Pour finir cette missive, un petit post-scriptum dans lequel il est dit :
« Je prie Allah de toujours protéger un bon et loyal militaire tel que vous ; Je le prie de même d'avoir soin de votre famille et de vous accorder ses grâces ».
Puis, le vent de l’Histoire qui avait réuni de façon si improbable ces amis venus d’horizons différents les dispersa aussi brutalement.
1895…La guerre s’annonce entre la France et Madagascar. Diego Suarez est mis en état de siège ; les canons de Mahatsinjo grondent.
C.Vray, femme de militaire doit partir. Saïd Aly, aussi.
« Tout le monde part du reste ; il n’est pas jusqu’ au pauvre sultan qu’on envoie continuer son séjour à La Réunion.
Toujours correct et affectueux, il nous fait des adieux touchants, et quitte, les larmes aux yeux, ce pays de misère qu’il semble presque avoir apprécié, grâce à la sympathie que chacun lui a témoignée. Il a voulu que tous eussent une part d'adieu et que personne n'ignorât son amitié pour la France, qui, cependant, ne lui a procuré que du désagrément. Le journal de Diego Suarez donnait aujourd'hui l'article suivant :
Aux braves habitants de Diego Suarez, Salut…

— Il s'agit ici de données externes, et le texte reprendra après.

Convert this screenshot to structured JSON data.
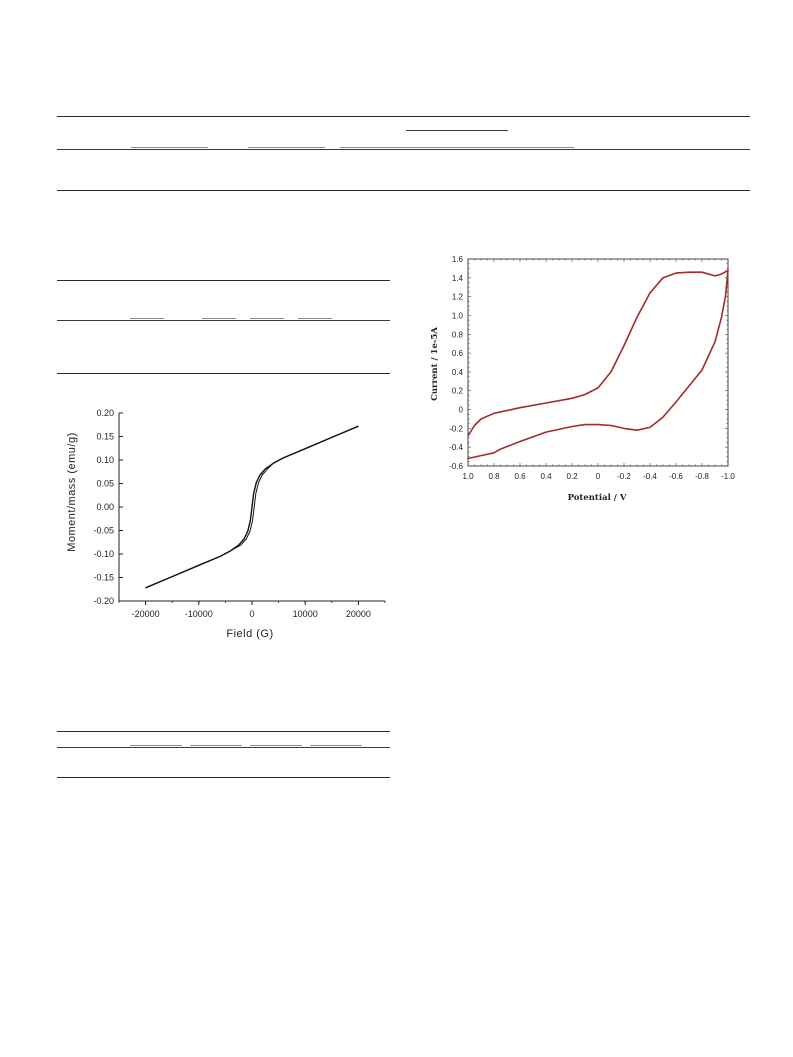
{
  "chart_data": [
    {
      "type": "line",
      "title": "",
      "xlabel": "Field (G)",
      "ylabel": "Moment/mass (emu/g)",
      "xlim": [
        -25000,
        25000
      ],
      "ylim": [
        -0.2,
        0.2
      ],
      "xticks": [
        "-20000",
        "-10000",
        "0",
        "10000",
        "20000"
      ],
      "yticks": [
        "0.20",
        "0.15",
        "0.10",
        "0.05",
        "0.00",
        "-0.05",
        "-0.10",
        "-0.15",
        "-0.20"
      ],
      "grid": false,
      "series": [
        {
          "color": "#111111",
          "x": [
            -20000,
            -15000,
            -10000,
            -6000,
            -4000,
            -2500,
            -1500,
            -800,
            -300,
            0,
            300,
            800,
            1500,
            2500,
            4000,
            6000,
            10000,
            15000,
            20000
          ],
          "y": [
            -0.172,
            -0.148,
            -0.124,
            -0.105,
            -0.093,
            -0.081,
            -0.068,
            -0.052,
            -0.028,
            0.0,
            0.028,
            0.052,
            0.068,
            0.081,
            0.093,
            0.105,
            0.124,
            0.148,
            0.172
          ]
        }
      ]
    },
    {
      "type": "line",
      "title": "",
      "xlabel": "Potential / V",
      "ylabel": "Current / 1e-5A",
      "xlim": [
        1.0,
        -1.0
      ],
      "ylim": [
        -0.6,
        1.6
      ],
      "xticks": [
        "1.0",
        "0.8",
        "0.6",
        "0.4",
        "0.2",
        "0",
        "-0.2",
        "-0.4",
        "-0.6",
        "-0.8",
        "-1.0"
      ],
      "yticks": [
        "1.6",
        "1.4",
        "1.2",
        "1.0",
        "0.8",
        "0.6",
        "0.4",
        "0.2",
        "0",
        "-0.2",
        "-0.4",
        "-0.6"
      ],
      "grid": false,
      "series": [
        {
          "color": "#a52a2a",
          "x": [
            1.0,
            0.95,
            0.9,
            0.8,
            0.6,
            0.4,
            0.2,
            0.1,
            0.0,
            -0.1,
            -0.2,
            -0.3,
            -0.4,
            -0.5,
            -0.6,
            -0.7,
            -0.8,
            -0.9,
            -0.95,
            -1.0,
            -0.98,
            -0.95,
            -0.9,
            -0.8,
            -0.7,
            -0.6,
            -0.5,
            -0.4,
            -0.3,
            -0.2,
            -0.1,
            0.0,
            0.1,
            0.2,
            0.4,
            0.6,
            0.75,
            0.8,
            0.9,
            1.0
          ],
          "y": [
            -0.28,
            -0.17,
            -0.1,
            -0.04,
            0.02,
            0.07,
            0.12,
            0.16,
            0.23,
            0.4,
            0.68,
            0.98,
            1.24,
            1.4,
            1.45,
            1.46,
            1.46,
            1.42,
            1.44,
            1.48,
            1.2,
            0.98,
            0.72,
            0.42,
            0.25,
            0.08,
            -0.08,
            -0.19,
            -0.22,
            -0.2,
            -0.17,
            -0.16,
            -0.16,
            -0.18,
            -0.24,
            -0.34,
            -0.42,
            -0.46,
            -0.49,
            -0.52
          ]
        }
      ]
    }
  ]
}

En quittant, pour me rendre à La Réunion, cette charmante colonie où j'ai reçu un accueil si bienveillant, je vous prie tous de vouloir bien agréer l'expression de mes meilleurs sentiments et l'hommage de ma profonde reconnaissance. Je prie Allah qu'il vous protège et vous accorde ses grâces.
Votre ami qui n'oubliera jamais vos honorables sympathies.
Sultan Saïd Ali Ben sultan Saïd Omar
Antsirane, 4 décembre 1894. »
Le journal ajoutait cette réponse :
« Nous transmettons à qui de droit l'adieu plein de noblesse du sultan Saïd Ali. En échange de ses vœux empreints de la poésie orientale et d'une reconnaissance toute française, nous lui adressons les nôtres pour qu’il triomphe de ses ennemis et qu'il continue à aimer la France. »
Le sultan quitta donc Diego Suarez pour une autre terre d’exil, La Réunion.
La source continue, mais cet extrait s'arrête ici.